If you're always observing, you're always learning -- and, in the process, you're collecting ideas, leads, starting points that you can turn into a Wow Project later on. Open your eyes, and you'll start seeing project material everywhere you look. What's more, recording what you see teaches you another critical project lesson: Little things do matter. For instance, design counts. When you're looking for passion to infuse your project with, design is where you'll find it. And passion can come in small touches: A flash of humor can change a completely mundane, easily overlooked communication into a personal expression of attention.

Or passion can materialize in the art of simplification -- such as taking a mindless form that unnecessarily forces office workers to decode gibberish and turning it into a simple set of statements and boxes to check off. Which is exactly what the folks at the Simplified Communications division of New York-based Siegel & Gale Inc. specialize in: They can take something as uninformative and confusing as a credit-card bill and turn it into an easy-to-read, easy-to-understand, customer-friendly communication that repositions the bank that sends it out as the kind of financial institution that actually delivers service! If you study the approach of Siegel & Gale -- or just look at street signs that actually direct you -- you'll learn one key lesson: The best kinds of design, like the best kinds of projects, don't call attention to themselves. They use small touches to demonstrate the sensibility and the sensitivity -- the authenticity -- of the people who have worked on them.

Step Four: Use superfast approximations to refine your Wow Project. 3M has built a company around a simple approach: Make a little, try a little, sell a little -- and then repeat those steps. The fastest, smartest way to get your project defined and refined is to practice the art of quick prototyping. Don't keep your project hidden in some private skunk works until you can hone it into a perfect deliverable. Instead, make a rough prototype, and show it to some team members. Listen to their feedback; then go back and make a second prototype. Show it to them again. You'll be doing two things at once: improving your project, and selling people on its value (after all, you've incorporated their input!). Make a little, try a little, sell a little -- that's how prototyping and selling overlap from the beginning of a Wow Project.

One Trap to Avoid: getting too much money too soon. That's the worst thing that can happen to a project. (Believe it.) Money will kill you on two counts. First, it takes the pressure off. Early in the life of every project, there's no substitute for the scrounging mentality. If you don't have enough money, you have to innovate your way around problems that you could otherwise simply buy your way out of. You have to work more closely with your users and your suppliers -- and, as a result, they become part of the project from the beginning. You have to adopt the pirate's mind-set: It's us against them! We're going to outthink, outhustle, outdream everybody -- because we sure don't have the money to outspend them. Second, if you take money early on, from internal or external sponsors, then early on you've got to listen to them. They just bought the right to sit at your table and to meddle in your life. And the last thing that a Wow Project needs is a money person setting the specifications for the project, deciding what's worth investing more time and money in, and draining the passion from the project. To avoid the problem, live poor and dream big.

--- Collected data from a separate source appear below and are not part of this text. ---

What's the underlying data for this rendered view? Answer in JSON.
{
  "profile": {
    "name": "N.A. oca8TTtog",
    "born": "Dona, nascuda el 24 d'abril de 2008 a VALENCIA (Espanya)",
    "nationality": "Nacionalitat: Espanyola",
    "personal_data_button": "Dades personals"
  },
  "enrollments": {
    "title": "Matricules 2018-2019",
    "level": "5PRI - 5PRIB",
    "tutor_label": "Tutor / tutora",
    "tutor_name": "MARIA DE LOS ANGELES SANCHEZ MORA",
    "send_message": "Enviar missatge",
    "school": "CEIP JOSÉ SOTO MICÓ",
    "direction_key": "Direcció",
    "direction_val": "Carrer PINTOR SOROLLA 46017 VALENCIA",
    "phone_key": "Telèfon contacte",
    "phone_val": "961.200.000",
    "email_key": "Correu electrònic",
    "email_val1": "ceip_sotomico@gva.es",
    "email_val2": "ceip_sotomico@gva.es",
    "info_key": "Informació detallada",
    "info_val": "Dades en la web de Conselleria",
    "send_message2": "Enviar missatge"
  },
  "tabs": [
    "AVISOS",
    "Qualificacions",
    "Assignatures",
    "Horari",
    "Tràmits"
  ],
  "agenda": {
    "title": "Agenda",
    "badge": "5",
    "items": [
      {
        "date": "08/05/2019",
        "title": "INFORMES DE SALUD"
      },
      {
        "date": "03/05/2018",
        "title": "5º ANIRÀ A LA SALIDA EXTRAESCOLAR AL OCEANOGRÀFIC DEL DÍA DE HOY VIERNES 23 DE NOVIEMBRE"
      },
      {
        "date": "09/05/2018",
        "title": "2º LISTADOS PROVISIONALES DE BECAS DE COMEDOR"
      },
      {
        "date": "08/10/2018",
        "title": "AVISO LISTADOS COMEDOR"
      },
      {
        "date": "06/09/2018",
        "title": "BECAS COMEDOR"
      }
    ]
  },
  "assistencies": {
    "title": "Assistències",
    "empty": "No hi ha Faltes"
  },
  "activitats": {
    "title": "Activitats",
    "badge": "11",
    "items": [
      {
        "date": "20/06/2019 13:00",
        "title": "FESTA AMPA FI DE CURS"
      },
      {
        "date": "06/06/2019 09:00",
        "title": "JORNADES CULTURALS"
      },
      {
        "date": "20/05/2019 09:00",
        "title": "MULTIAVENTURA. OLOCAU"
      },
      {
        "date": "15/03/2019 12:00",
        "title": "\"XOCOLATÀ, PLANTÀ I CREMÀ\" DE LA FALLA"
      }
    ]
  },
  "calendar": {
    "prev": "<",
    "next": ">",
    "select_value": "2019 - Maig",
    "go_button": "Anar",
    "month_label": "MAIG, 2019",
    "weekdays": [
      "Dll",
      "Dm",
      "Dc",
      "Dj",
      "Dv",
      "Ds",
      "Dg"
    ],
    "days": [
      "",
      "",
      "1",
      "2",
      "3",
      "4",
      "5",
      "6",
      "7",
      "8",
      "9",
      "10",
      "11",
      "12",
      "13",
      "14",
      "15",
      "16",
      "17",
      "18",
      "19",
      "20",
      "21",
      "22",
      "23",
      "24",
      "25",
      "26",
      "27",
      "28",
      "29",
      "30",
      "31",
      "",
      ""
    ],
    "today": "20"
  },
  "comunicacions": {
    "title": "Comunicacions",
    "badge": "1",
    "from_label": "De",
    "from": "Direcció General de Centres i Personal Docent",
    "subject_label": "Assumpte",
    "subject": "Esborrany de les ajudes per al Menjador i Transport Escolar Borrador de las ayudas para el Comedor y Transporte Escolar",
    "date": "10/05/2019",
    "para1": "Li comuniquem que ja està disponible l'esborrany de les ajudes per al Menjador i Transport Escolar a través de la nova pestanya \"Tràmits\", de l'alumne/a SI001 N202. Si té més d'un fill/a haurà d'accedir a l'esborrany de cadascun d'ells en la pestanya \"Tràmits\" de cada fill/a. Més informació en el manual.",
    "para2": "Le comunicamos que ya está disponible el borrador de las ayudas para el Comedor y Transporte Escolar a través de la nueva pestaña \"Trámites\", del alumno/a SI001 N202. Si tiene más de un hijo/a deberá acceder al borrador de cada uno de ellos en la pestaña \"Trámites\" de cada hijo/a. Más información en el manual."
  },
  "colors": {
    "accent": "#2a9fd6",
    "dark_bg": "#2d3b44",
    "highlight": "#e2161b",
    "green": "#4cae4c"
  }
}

Five Criteria for Judging Each Project: You can boil a project down to a simple list of five criteria: Wow! Beautiful! Revolutionary! Impact! Raving fans! (That last criteria comes courtesy of Ken Blanchard and Sheldon Bowles's book "Raving Fans: A Revolutionary Approach to Customer Service" [William Morrow, 1993].) After all, this is the big enchilada. We all know what those five terms mean. (Right?) But we rarely -- make that, never -- use such language between 9 a.m. and 5 p.m. It's time to change that. Write down those five terms on a card. Put the card in your wallet. When the time comes for you to judge whether a proposed project measures up -- or can be made to measure up -- simply dig the card out of your wallet. It either measures up, or it doesn't. You'll know.